Zaginięcie Pauliny Dynkowskiej z Łodzi. Rekonstrukcja zdarzeń

2018-10-26 12:34

Zaginięcie Pauliny Dynkowskiej z Łodzi cały czas budzi bardzo wiele pytań. Czy 28-latka została porwana? Kim jest tajemniczy mężczyzna, który towarzyszył jej w sobotni poranek, 20 października? Co wie o nim policja i czy zaginiona kobieta wkrótce się odnajdzie? To najważniejsze pytania w sprawie zaginięcia Pauliny Dynkowskiej.

Zaginięcie Pauliny Dynkowskiej od kilkunastu dni to priorytetowa sprawa dla łódzkiej policji. Przypomnijmy, że 28-latka zaginęła w sobotę, 20 października. Kamery miejskiego monitorigu zarejestowały w jej towarzystwie tajemniczegp mężczyznę, około 40- 50-letniego. Według funkcjonariuszy, Paulina Dynkowska nie znała wcześniej tego człowieka. To, co stało się później, jest owiane tajemnicą. Czy 28-letnia kobieta została porwana? Taka jest główna hipoteza prokuratury, która wszczęła w tej sprawie śledztwo. Takie obawy ma również rodzina zaginionej Pauliny Dynkowskiej.

Paulina Dynkowska jest poszukiwana od 20 października. Na stronie internetowej łódzkiej policji umieszczono specjalny komunikat o zaginięciu 28-latki wraz z prośbą o pomoc. Do tej pory nie udało się jednak ustalić, jaki jest los kobiety.

Zaginięcie Pauliny Dynkowskiej - rekonstrukcja zdarzeń

19 października Paulina Dynkowska wychodzi do jednego z łódzkich klubów.
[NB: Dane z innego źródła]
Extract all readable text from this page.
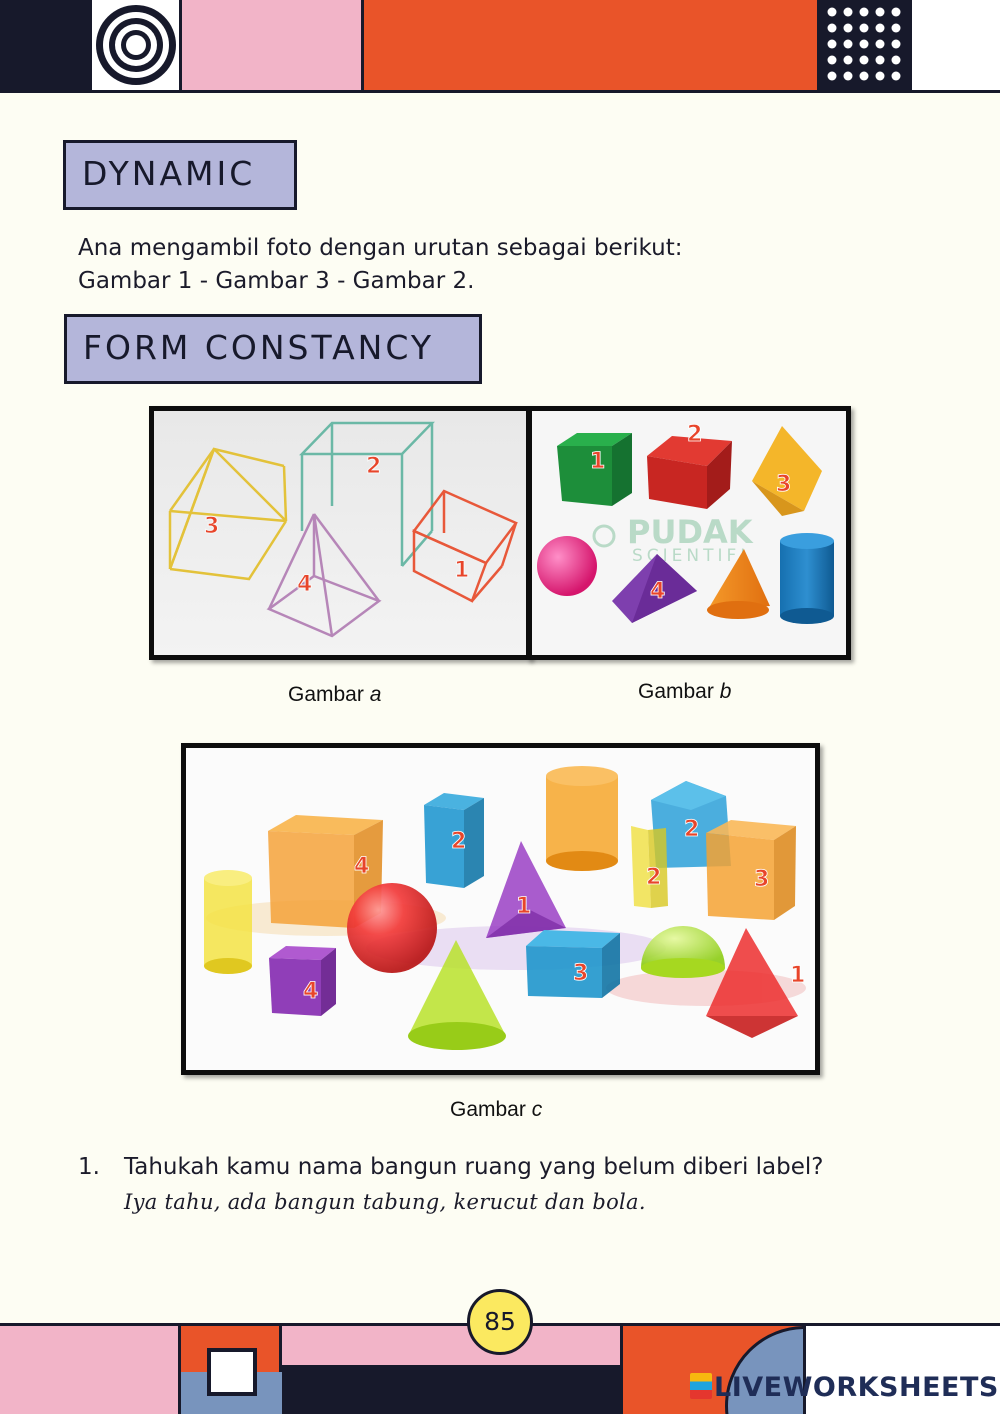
DYNAMIC
Ana mengambil foto dengan urutan sebagai berikut:
Gambar 1 - Gambar 3 - Gambar 2.
FORM CONSTANCY
3
2
4
1
PUDAK
SCIENTIFI
1
2
3
4
Gambar a	Gambar b
4
2	2
2	3
1
4
3	1
Gambar c
1. Tahukah kamu nama bangun ruang yang belum diberi label?
Iya tahu, ada bangun tabung, kerucut dan bola.
85
LIVEWORKSHEETS
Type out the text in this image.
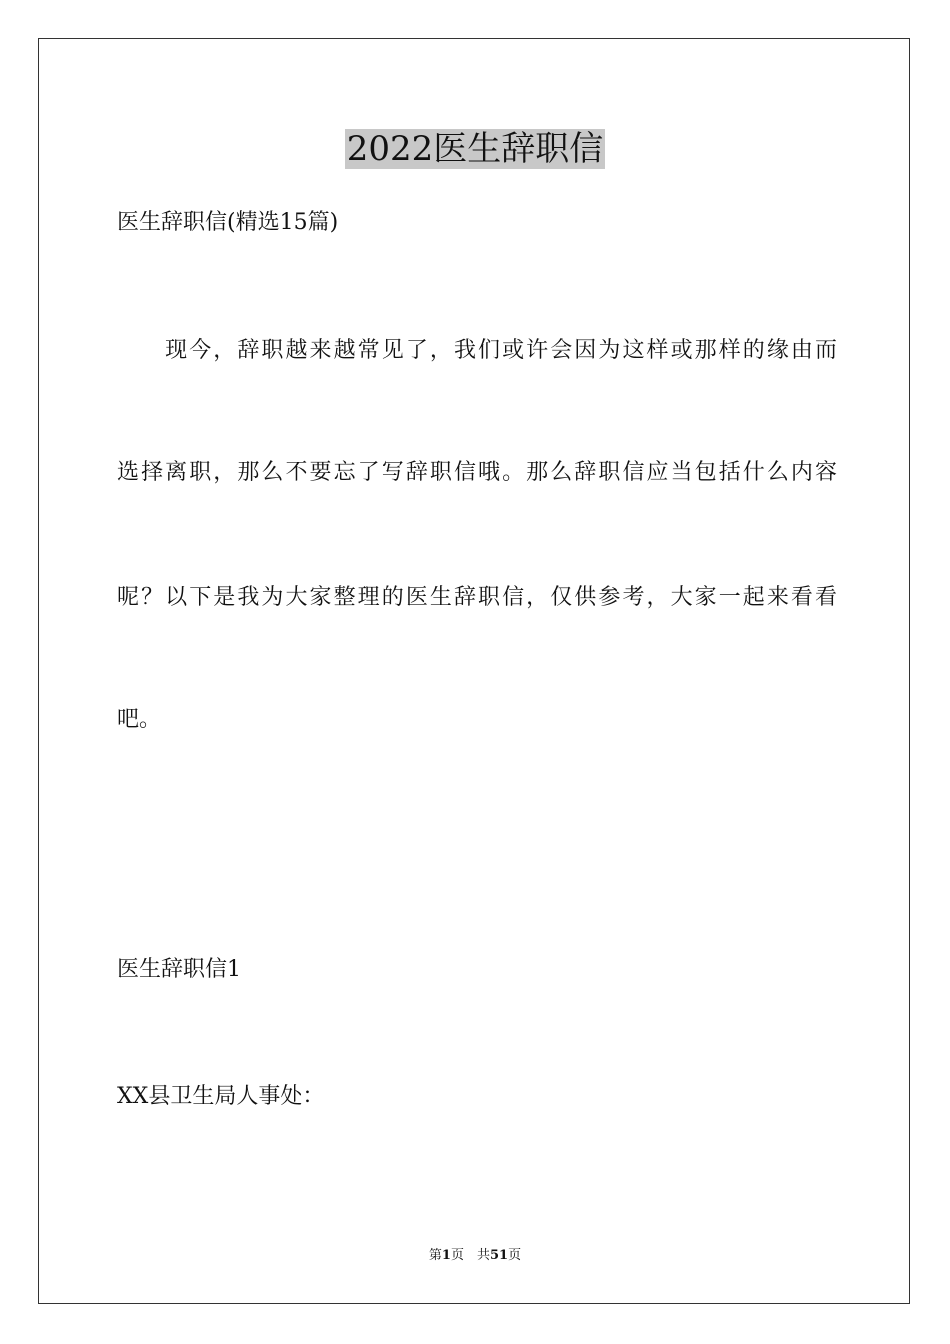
2022医生辞职信
医生辞职信(精选15篇)
　　现今，辞职越来越常见了，我们或许会因为这样或那样的缘由而
选择离职，那么不要忘了写辞职信哦。那么辞职信应当包括什么内容
呢？以下是我为大家整理的医生辞职信，仅供参考，大家一起来看看
吧。
医生辞职信1
XX县卫生局人事处：
第1页　共51页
To ostatni moment, kiedy jest widziana przez swoich bliskich.

20 października, około godziny 8 rano, kobieta idzie przez skrzyżowanie ulic Zielonej z Wólczańskiej. Towarzyszy jej tajemniczy mężczyzna.

25 października łódzka policja umieszcza na swojej stronie zdjęcie 28-latki oraz komunikat o jej zaginięciu.

25 października prokuratura rozpoczyna śledztwo pod kątem "bezprawnego pozbawienia wolności połączonego ze szczególnym udręczeniem". Śledczy nie informują jednak o szczegółach.